Guys, I just watched 30,000+ 20-somethings lose their minds as Hans Zimmer started playing the Lion King theme & it was kinda beautiful. pic.twitter.com/HZ1O3n4aEK
— Heather Wixson (@thehorrorchick) April 17, 2017
“Good evening, Easter bunnies!” the jolly Lion King Oscar winner, seeming almost amused at the huge turnout, declared as he greeted the roaring (no pun intended) Sunday crowd. “It takes a special kind of crazy person to bring an orchestra into the desert — but it had to be done, didn’t it?” Later, when his introduction of a group of string instrumentalists elicited downright elated screams, he chuckled, “F*** me, I don’t think anyone got applause like that for a cello concerto before!”
Highlights of Zimmer’s 65-minute show included a sweet moment when he introduced Lion King arranger-musician Lebo M., reminiscing that he first met Lebo, a South African refugee, when the man was working at an L.A. car wash. “Every night, I mark his step from exile to where we are now,” Zimmer said, as the audience cheered and the two men embraced.
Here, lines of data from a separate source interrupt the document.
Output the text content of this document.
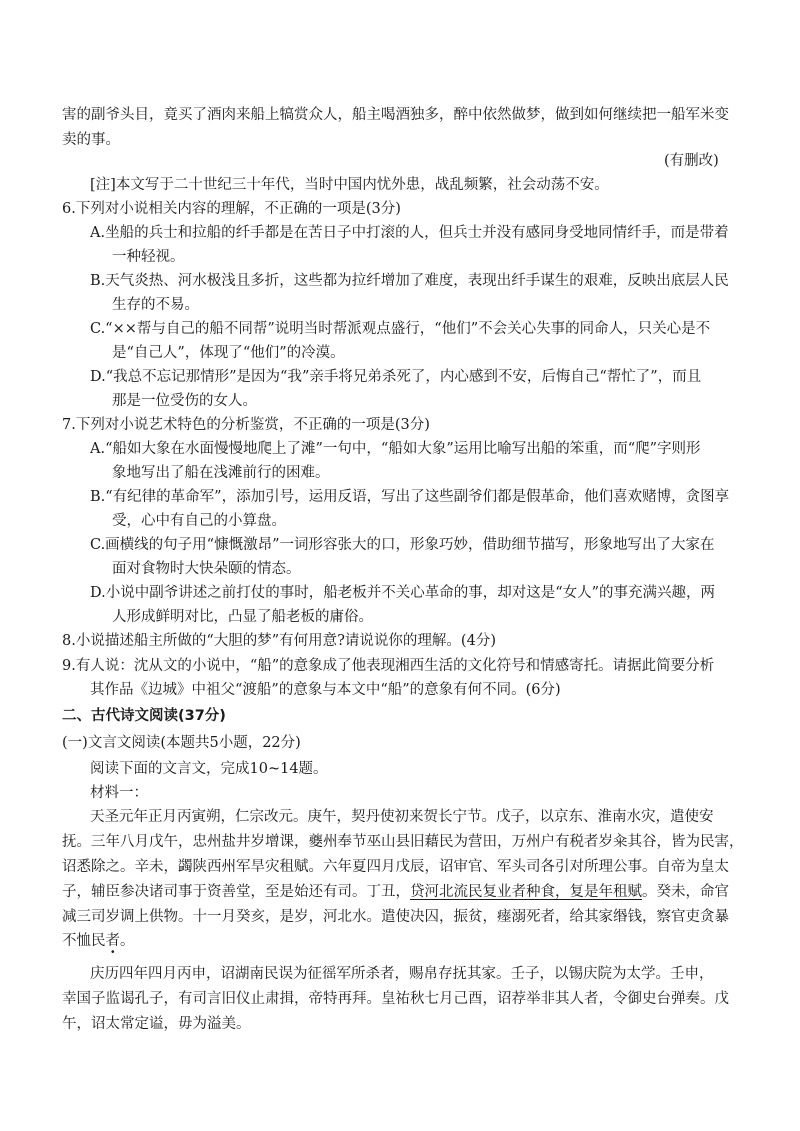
害的副爷头目，竟买了酒肉来船上犒赏众人，船主喝酒独多，醉中依然做梦，做到如何继续把一船军米变
卖的事。
(有删改)
[注]本文写于二十世纪三十年代，当时中国内忧外患，战乱频繁，社会动荡不安。
6.下列对小说相关内容的理解，不正确的一项是(3分)
A.坐船的兵士和拉船的纤手都是在苦日子中打滚的人，但兵士并没有感同身受地同情纤手，而是带着
一种轻视。
B.天气炎热、河水极浅且多折，这些都为拉纤增加了难度，表现出纤手谋生的艰难，反映出底层人民
生存的不易。
C.“××帮与自己的船不同帮”说明当时帮派观点盛行，“他们”不会关心失事的同命人，只关心是不
是“自己人”，体现了“他们”的冷漠。
D.“我总不忘记那情形”是因为“我”亲手将兄弟杀死了，内心感到不安，后悔自己“帮忙了”，而且
那是一位受伤的女人。
7.下列对小说艺术特色的分析鉴赏，不正确的一项是(3分)
A.“船如大象在水面慢慢地爬上了滩”一句中，“船如大象”运用比喻写出船的笨重，而“爬”字则形
象地写出了船在浅滩前行的困难。
B.“有纪律的革命军”，添加引号，运用反语，写出了这些副爷们都是假革命，他们喜欢赌博，贪图享
受，心中有自己的小算盘。
C.画横线的句子用“慷慨激昂”一词形容张大的口，形象巧妙，借助细节描写，形象地写出了大家在
面对食物时大快朵颐的情态。
D.小说中副爷讲述之前打仗的事时，船老板并不关心革命的事，却对这是“女人”的事充满兴趣，两
人形成鲜明对比，凸显了船老板的庸俗。
8.小说描述船主所做的“大胆的梦”有何用意?请说说你的理解。(4分)
9.有人说：沈从文的小说中，“船”的意象成了他表现湘西生活的文化符号和情感寄托。请据此简要分析
其作品《边城》中祖父“渡船”的意象与本文中“船”的意象有何不同。(6分)
二、古代诗文阅读(37分)
(一)文言文阅读(本题共5小题，22分)
阅读下面的文言文，完成10~14题。
材料一：
天圣元年正月丙寅朔，仁宗改元。庚午，契丹使初来贺长宁节。戊子，以京东、淮南水灾，遣使安
抚。三年八月戊午，忠州盐井岁增课，夔州奉节巫山县旧藉民为营田，万州户有税者岁籴其谷，皆为民害，
诏悉除之。辛未，蠲陕西州军旱灾租赋。六年夏四月戊辰，诏审官、军头司各引对所理公事。自帝为皇太
子，辅臣参决诸司事于资善堂，至是始还有司。丁丑，贷河北流民复业者种食，复是年租赋。癸未，命官
减三司岁调上供物。十一月癸亥，是岁，河北水。遣使决囚，振贫，瘗溺死者，给其家缗钱，察官吏贪暴
不恤民者。
庆历四年四月丙申，诏湖南民误为征徭军所杀者，赐帛存抚其家。壬子，以锡庆院为太学。壬申，
幸国子监谒孔子，有司言旧仪止肃揖，帝特再拜。皇祐秋七月己酉，诏荐举非其人者，令御史台弹奏。戊
午，诏太常定谥，毋为溢美。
Later, Zimmer’s longtime collaborator Pharrell Williams shared a similar emotional exchange when Williams came out to sing his own hit “Freedom” (a song Zimmer said was “now more important than ever”). Zimmer praised Williams for radiating “peace and joy and love” and “every day making the world a better place,” and Williams returned the compliment by literally bowing down at Zimmer’s feet.
An actual unique concert event (and a truly epic one, in the nonclichéd sense of the word) in an underwhelming Coachella year of uninspired, recycled bookings and the usual festival staple acts, Zimmer’s set felt like a real event — in the festival’s 18-year history, there had never been anything in the lineup like Zimmer’s orchestral rave.
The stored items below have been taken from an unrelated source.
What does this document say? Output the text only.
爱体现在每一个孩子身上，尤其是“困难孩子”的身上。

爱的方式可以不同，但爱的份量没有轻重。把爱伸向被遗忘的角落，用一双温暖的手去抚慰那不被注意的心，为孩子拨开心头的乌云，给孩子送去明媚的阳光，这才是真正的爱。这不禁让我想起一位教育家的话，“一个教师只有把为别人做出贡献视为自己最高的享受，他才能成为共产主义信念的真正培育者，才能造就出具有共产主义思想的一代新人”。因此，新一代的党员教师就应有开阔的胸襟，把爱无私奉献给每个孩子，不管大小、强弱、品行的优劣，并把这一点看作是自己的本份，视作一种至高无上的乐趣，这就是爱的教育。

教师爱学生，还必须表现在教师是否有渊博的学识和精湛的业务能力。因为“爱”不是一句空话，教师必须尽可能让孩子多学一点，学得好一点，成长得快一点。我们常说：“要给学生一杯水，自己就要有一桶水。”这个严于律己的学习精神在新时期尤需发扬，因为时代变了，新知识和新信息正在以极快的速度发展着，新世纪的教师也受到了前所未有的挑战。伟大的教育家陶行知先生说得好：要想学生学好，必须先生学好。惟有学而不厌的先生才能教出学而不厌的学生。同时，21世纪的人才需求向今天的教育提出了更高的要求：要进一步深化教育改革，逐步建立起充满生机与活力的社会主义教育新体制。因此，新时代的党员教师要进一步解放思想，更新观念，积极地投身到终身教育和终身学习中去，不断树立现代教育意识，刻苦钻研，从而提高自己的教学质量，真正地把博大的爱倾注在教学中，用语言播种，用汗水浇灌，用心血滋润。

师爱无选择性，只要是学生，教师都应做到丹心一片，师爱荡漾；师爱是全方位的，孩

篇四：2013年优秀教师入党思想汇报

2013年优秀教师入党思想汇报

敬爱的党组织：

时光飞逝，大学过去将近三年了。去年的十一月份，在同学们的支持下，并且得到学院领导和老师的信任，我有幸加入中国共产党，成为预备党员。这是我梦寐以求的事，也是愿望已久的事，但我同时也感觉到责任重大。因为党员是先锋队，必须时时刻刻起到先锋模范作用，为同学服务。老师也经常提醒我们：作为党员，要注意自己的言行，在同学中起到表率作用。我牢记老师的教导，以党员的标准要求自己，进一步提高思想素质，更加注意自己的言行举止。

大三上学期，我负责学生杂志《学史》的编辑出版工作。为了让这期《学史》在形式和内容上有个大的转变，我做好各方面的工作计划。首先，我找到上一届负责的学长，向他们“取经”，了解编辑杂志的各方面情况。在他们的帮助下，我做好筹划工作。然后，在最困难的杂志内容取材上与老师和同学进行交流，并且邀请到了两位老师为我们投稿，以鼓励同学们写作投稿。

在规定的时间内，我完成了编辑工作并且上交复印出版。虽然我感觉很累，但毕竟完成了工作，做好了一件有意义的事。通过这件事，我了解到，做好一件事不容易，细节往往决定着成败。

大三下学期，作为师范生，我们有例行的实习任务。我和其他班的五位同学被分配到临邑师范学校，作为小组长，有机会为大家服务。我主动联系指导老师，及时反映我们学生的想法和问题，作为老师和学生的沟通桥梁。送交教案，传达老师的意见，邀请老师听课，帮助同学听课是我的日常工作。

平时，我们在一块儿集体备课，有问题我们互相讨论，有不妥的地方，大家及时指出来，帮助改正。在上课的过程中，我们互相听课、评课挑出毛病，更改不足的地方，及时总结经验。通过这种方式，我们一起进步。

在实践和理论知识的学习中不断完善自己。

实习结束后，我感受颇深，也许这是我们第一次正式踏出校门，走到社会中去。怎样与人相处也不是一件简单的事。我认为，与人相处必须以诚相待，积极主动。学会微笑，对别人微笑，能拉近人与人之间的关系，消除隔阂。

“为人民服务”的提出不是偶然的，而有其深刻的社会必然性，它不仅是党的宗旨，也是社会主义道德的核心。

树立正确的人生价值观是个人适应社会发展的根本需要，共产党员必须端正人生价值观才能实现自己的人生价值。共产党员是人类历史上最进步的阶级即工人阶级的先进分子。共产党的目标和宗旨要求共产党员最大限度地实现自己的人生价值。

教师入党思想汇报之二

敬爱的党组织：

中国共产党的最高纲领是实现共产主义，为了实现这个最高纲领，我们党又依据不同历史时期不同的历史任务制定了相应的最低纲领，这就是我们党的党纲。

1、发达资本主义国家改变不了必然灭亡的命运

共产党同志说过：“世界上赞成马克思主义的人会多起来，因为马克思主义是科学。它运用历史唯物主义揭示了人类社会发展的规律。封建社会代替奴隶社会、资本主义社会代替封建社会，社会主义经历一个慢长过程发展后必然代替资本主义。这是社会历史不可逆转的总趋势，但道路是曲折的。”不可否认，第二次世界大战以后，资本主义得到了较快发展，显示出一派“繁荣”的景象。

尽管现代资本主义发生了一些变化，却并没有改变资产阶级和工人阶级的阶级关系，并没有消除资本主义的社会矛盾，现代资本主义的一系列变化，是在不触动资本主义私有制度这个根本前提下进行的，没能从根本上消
In contrast, this wasn’t the above-mentioned Lorde’s first Coachella despite her young age — she first played the festival in 2014 and made a surprise appearance with Disclosure last year — but in preparation for the June release of Melodrama, her first album in four years, she graduated to the main stage this year, performing the already-released new tracks “Green Light” and “Liability” (the latter, a sad ballad inspired by the recent breakup of her first serious relationship, interspersed with a snippet of Kanye West’s “Runaway”) and debuted two other new Melodrama songs, “Homemade Dynamite” and the album’s title track.
And Lamar, two days after releasing his critically acclaimed fourth album, DAMN., and five years after first gracing Coachella’s main stage as part of mentor Dr. Dre’s all-star entourage, brought his own entourage to the main stage this year, closing out the weekend with a fiery set featuring Travis Scott on “goosebumps,” ScHoolboy Q on “THat Part,” and Future on “Mask Off.”
And finally, over in the Mojave tent, elder statesmen New Order (minus founding bassist Peter Hook) provided ideal counter-programming for Lamar, drawing a good-size “Blue Sunday” crowd of all ages for the band’s post-punk classics like “Perfect Kiss, “True Faith,” and “Blue Monday” before bittersweetly encoring with Joy Division’s “Decades” and “Love Will Tear Us Apart.”
Coachella will stage a do-over this coming weekend, April 21-23, with the same lineup but probably more surprises — and hopefully an equally enthusiastic reaction for elder statesman Zimmer.